Regardless, his father is dead in the physical world.  Whether at the hands of his uncle or by some tragic accident, he has ended “The heart-ache and the thousand natural shocks That flesh is heir to” and achieved the “consummation Devoutly to be wish’d.”  At the same time, Hamlet and others including Horatio have seen his father return to the world with their own eyes.  They have every reason to fear “what dreams may come” in that sleep of death.  The ghost tells Hamlet specifically that “My hour is almost come When I to sulf’rous and tormenting flames Must render up myself.”  His father’s spirit is “Doomed for a certain term to walk the night And for the day confined to fast in fires Till the foul crimes done in my days of nature Are burnt and purged away.”  In this sense, Hamlet’s questions about life after death are clearly answered, and the after life as far as he knows, certainly isn’t something one would wish for.  There is also a subtle shift in the first and second half of the speech.  At first, Hamlet insists this lack of knowledge about the world of the dead “must give us pause,” saying “there’s the respect that makes calamity” of so long life.”  By the end, however, he gives a different reason, “Thus conscience doth make cowards of us all.”

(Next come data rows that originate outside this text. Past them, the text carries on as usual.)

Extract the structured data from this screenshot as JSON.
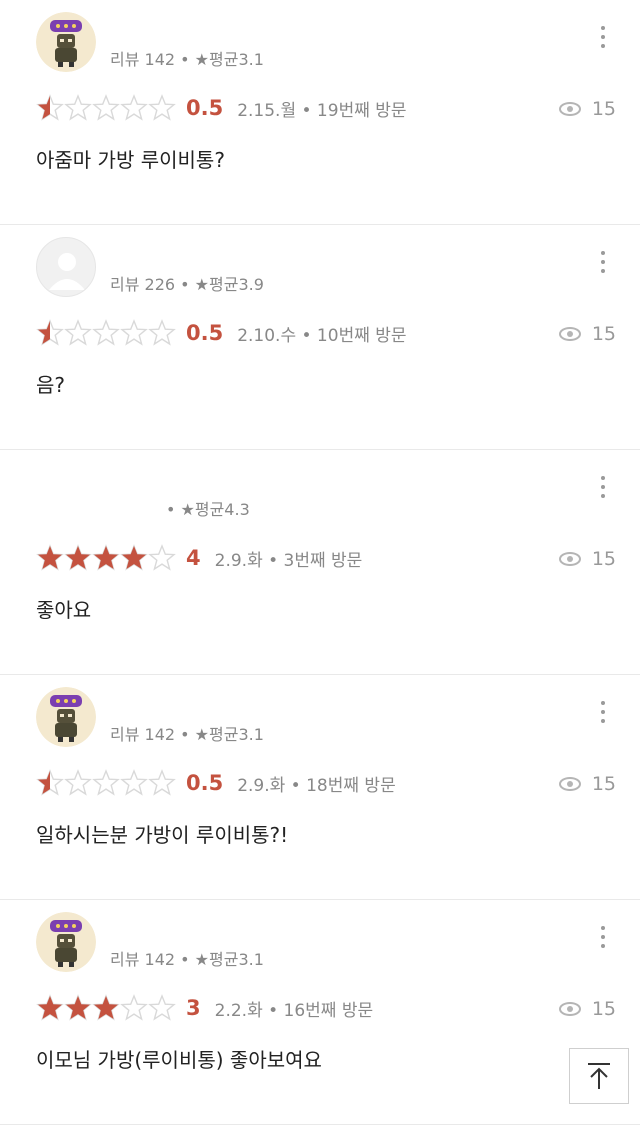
{
  "reviews": [
    {
      "avatar": "mascot",
      "meta": "리뷰 142 • ★평균3.1",
      "rating": 0.5,
      "score": "0.5",
      "visit": "2.15.월 • 19번째 방문",
      "views": "15",
      "comment": "아줌마 가방 루이비통?"
    },
    {
      "avatar": "blank",
      "meta": "리뷰 226 • ★평균3.9",
      "rating": 0.5,
      "score": "0.5",
      "visit": "2.10.수 • 10번째 방문",
      "views": "15",
      "comment": "음?"
    },
    {
      "avatar": "none",
      "meta": "• ★평균4.3",
      "rating": 4,
      "score": "4",
      "visit": "2.9.화 • 3번째 방문",
      "views": "15",
      "comment": "좋아요"
    },
    {
      "avatar": "mascot",
      "meta": "리뷰 142 • ★평균3.1",
      "rating": 0.5,
      "score": "0.5",
      "visit": "2.9.화 • 18번째 방문",
      "views": "15",
      "comment": "일하시는분 가방이 루이비통?!"
    },
    {
      "avatar": "mascot",
      "meta": "리뷰 142 • ★평균3.1",
      "rating": 3,
      "score": "3",
      "visit": "2.2.화 • 16번째 방문",
      "views": "15",
      "comment": "이모님 가방(루이비통) 좋아보여요"
    }
  ],
  "colors": {
    "star_filled": "#c4523f",
    "star_empty": "#d9d9d9",
    "score": "#c4523f"
  },
  "icons": {
    "more": "more-vertical-icon",
    "views": "eye-icon",
    "scroll_top": "arrow-up-to-top-icon"
  }
}
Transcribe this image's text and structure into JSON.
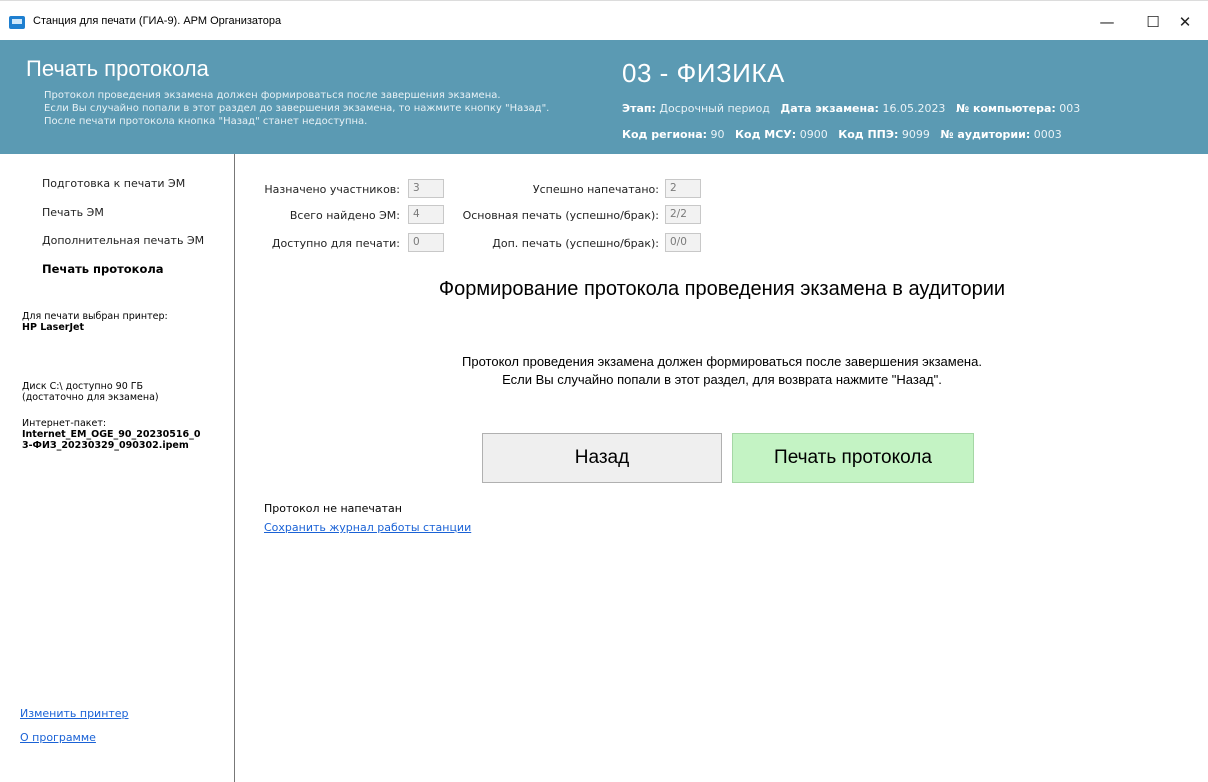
{
  "window": {
    "title": "Станция для печати (ГИА-9). АРМ Организатора",
    "minimize": "—",
    "maximize": "☐",
    "close": "✕"
  },
  "header": {
    "title": "Печать протокола",
    "desc_line1": "Протокол проведения экзамена должен формироваться после завершения экзамена.",
    "desc_line2": "Если Вы случайно попали в этот раздел до завершения экзамена, то нажмите кнопку \"Назад\".",
    "desc_line3": "После печати протокола кнопка \"Назад\" станет недоступна.",
    "subject": "03 - ФИЗИКА",
    "stage_label": "Этап:",
    "stage_value": "Досрочный период",
    "exam_date_label": "Дата экзамена:",
    "exam_date_value": "16.05.2023",
    "computer_label": "№ компьютера:",
    "computer_value": "003",
    "region_label": "Код региона:",
    "region_value": "90",
    "msu_label": "Код МСУ:",
    "msu_value": "0900",
    "ppe_label": "Код ППЭ:",
    "ppe_value": "9099",
    "auditorium_label": "№ аудитории:",
    "auditorium_value": "0003"
  },
  "sidebar": {
    "items": [
      {
        "label": "Подготовка к печати ЭМ"
      },
      {
        "label": "Печать ЭМ"
      },
      {
        "label": "Дополнительная печать ЭМ"
      },
      {
        "label": "Печать протокола"
      }
    ],
    "printer_label": "Для печати выбран принтер:",
    "printer_name": "HP LaserJet",
    "disk_line1": "Диск C:\\ доступно 90 ГБ",
    "disk_line2": "(достаточно для экзамена)",
    "package_label": "Интернет-пакет:",
    "package_line1": "Internet_EM_OGE_90_20230516_0",
    "package_line2": "3-ФИЗ_20230329_090302.ipem",
    "change_printer": "Изменить принтер",
    "about": "О программе"
  },
  "stats": {
    "assigned_label": "Назначено участников:",
    "assigned_value": "3",
    "found_label": "Всего найдено ЭМ:",
    "found_value": "4",
    "available_label": "Доступно для печати:",
    "available_value": "0",
    "printed_label": "Успешно напечатано:",
    "printed_value": "2",
    "main_print_label": "Основная печать (успешно/брак):",
    "main_print_value": "2/2",
    "extra_print_label": "Доп. печать (успешно/брак):",
    "extra_print_value": "0/0"
  },
  "main": {
    "heading": "Формирование протокола проведения экзамена в аудитории",
    "info_line1": "Протокол проведения экзамена должен формироваться после завершения экзамена.",
    "info_line2": "Если Вы случайно попали в этот раздел, для возврата нажмите \"Назад\".",
    "back_button": "Назад",
    "print_button": "Печать протокола",
    "status": "Протокол не напечатан",
    "save_journal": "Сохранить журнал работы станции"
  },
  "colors": {
    "header_bg": "#5b9ab3",
    "print_button_bg": "#c4f3c4",
    "link": "#1a62d6"
  }
}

These two positions are not equivalent.  Conscience hasn’t entered into any other part of the speech, but Hamlet transitions from being driven by fear of the unknown, which can be read as both death and also his inability to know the truth about his father, to the idea that something else is holding him back.  Conscience leads to guilt, and guilt forms the basis of a proto-morality.  We avoid doing things that make us feel guilty unless we have to, but why would that hold Hamlet or anyone back from killing themselves when presumably they would feel nothing afterwards, or at least nothing the mortal body would be aware of?  Some have said the play contains a Christian undercurrent and thus Hamlet is referencing the strict proscription against suicide.  This is likely true when Ophelia is denied sacred ground after it is determined she intentionally drowned herself, but it also seems like something more.  Hamlet’s father’s ghost has asked him to kill his uncle.  If there’s a proscription against suicide, there is also one against murder.   The soliloquy therefore seems to slide between purely speculative philosophy and the specifics of the play itself.  This continues when Hamlet declares that too much thinking leads to not enough action in the very next line, as “the native hue of resolution” becomes “sicklied o’er with the pale cast of thought.”  Once again, however, it is difficult to believe he is speaking only about suicide when the example he provides is “enterprises of great pith and moment.”  That’s a phrase you might use to describe killing a king and ascending to the throne, not killing yourself.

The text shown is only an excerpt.